Thanks @rajapradeep - please keep us posted here with your updates, and if you have any code changes you want to submit as a PR to defend against the issue.

rajapradeep commented 1 week ago

Hi @rstrahan. I have made changes to send opened response to genesys in runOpenHandlers function itself instead of waiting for promise to be completed like you mentioned above in step 3 - https://github.com/aws-samples/amazon-transcribe-live-call-analytics/issues/156#issuecomment-2272147451

Another option you could try is to refactor the code to send the 'opened' message back to Genesys without waiting for the runOpenHandlers() method to complete.. i.e. refactor / reorder code here so the opened message is sent immediately without waiting for the handler promises to resolve.

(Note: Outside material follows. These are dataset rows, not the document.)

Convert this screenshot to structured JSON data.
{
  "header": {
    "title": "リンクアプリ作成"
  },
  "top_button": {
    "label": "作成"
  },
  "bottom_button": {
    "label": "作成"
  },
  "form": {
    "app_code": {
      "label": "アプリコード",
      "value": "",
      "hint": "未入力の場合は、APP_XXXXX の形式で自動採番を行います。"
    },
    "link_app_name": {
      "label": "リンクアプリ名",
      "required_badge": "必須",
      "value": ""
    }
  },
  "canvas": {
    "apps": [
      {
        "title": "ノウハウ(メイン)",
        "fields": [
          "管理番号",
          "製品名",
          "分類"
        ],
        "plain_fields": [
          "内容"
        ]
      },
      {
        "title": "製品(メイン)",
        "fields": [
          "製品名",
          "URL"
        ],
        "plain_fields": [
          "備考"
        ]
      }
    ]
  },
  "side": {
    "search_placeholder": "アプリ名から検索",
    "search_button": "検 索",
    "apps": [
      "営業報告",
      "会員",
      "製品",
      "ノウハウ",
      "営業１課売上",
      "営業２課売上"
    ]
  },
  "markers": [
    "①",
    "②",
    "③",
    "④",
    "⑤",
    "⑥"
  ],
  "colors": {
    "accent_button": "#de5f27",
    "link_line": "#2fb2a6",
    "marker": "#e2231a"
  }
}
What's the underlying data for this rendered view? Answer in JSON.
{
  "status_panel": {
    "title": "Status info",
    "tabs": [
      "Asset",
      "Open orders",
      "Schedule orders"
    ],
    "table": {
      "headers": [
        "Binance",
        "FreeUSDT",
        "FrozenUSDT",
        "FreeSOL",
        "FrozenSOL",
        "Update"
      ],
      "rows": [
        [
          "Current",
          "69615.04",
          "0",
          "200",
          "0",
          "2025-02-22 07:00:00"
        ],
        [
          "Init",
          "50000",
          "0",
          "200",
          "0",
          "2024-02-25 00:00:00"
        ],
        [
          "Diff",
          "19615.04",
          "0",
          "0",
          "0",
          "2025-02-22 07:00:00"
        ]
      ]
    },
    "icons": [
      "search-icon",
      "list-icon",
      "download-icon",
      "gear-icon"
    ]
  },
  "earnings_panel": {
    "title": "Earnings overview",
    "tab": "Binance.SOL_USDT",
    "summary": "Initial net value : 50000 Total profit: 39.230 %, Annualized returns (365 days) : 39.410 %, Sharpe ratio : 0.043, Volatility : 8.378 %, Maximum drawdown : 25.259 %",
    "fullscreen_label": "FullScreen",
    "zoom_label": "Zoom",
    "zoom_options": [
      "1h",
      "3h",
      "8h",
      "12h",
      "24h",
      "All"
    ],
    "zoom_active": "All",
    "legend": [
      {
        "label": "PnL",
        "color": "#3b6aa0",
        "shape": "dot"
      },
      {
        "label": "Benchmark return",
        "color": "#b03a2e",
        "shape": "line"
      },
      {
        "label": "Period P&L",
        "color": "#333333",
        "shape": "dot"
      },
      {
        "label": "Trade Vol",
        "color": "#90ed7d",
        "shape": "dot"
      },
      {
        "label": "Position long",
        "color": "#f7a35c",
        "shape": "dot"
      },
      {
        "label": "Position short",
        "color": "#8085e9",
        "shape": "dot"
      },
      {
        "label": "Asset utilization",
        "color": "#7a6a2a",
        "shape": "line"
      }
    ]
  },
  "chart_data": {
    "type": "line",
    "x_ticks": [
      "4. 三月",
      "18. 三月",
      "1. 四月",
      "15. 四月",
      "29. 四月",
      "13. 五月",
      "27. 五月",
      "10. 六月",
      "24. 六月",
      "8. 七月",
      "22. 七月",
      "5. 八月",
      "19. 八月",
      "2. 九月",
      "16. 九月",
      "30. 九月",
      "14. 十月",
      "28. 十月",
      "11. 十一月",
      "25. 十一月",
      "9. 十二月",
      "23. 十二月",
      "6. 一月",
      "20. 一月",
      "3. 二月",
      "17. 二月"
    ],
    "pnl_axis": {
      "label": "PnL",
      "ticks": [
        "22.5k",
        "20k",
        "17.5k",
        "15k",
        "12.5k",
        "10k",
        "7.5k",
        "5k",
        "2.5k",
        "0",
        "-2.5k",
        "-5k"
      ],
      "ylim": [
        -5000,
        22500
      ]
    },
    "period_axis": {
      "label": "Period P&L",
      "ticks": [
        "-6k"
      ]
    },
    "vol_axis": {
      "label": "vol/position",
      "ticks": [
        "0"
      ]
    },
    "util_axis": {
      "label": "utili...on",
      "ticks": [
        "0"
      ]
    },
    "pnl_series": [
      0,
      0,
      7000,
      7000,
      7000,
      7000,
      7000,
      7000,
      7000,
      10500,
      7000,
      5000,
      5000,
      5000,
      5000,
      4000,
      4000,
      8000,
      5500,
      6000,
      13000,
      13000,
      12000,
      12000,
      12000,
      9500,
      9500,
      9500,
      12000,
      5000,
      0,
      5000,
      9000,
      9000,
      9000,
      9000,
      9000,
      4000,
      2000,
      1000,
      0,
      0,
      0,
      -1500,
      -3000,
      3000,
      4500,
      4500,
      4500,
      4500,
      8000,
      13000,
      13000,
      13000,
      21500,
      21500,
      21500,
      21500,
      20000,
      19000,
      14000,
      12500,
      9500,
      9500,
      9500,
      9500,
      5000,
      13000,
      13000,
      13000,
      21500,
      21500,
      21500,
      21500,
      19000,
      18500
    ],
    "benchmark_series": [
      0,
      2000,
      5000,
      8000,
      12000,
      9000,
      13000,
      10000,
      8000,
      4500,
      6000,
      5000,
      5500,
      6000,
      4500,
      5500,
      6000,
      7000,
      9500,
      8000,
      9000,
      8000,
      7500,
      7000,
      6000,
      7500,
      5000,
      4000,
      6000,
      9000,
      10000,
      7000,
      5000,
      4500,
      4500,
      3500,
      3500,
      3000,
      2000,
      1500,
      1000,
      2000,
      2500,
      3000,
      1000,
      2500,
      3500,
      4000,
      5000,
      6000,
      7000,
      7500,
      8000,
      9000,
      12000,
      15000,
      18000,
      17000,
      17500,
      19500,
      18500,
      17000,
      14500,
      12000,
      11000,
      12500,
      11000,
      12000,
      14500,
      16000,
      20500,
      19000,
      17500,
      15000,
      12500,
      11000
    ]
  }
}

Below are the changes I have done in lca-genesys-audiohook-stack/source/app/src/sessionimpl.ts.

Moved line between 463 to 467 to 607(inside runOpenHandlers).

this.buildAndSendMessage('opened', {
                media: this.selectedMedia ? [this.selectedMedia] : [],
                startPaused: this.startPaused
            });
            this.setState('ACTIVE');

Genesys timeout issue was happening since we were waiting for promise to be completed. So now I have sent the opened response to genesys after starting the promise. Also I have set the state to 'ACTIVE' so we can start receiving audio.

I have attached file difference image below.

Screenshot 2024-08-27 at 7 09 33 PM
rstrahan commented 1 week ago

Brilliant - and this works well i assume? Thanks for sharing the code above.. Would you be in a position to send it in the form of a Pull Request so we can easily review and merge for the next release, confident that the change is exactly what you have tested. Tx!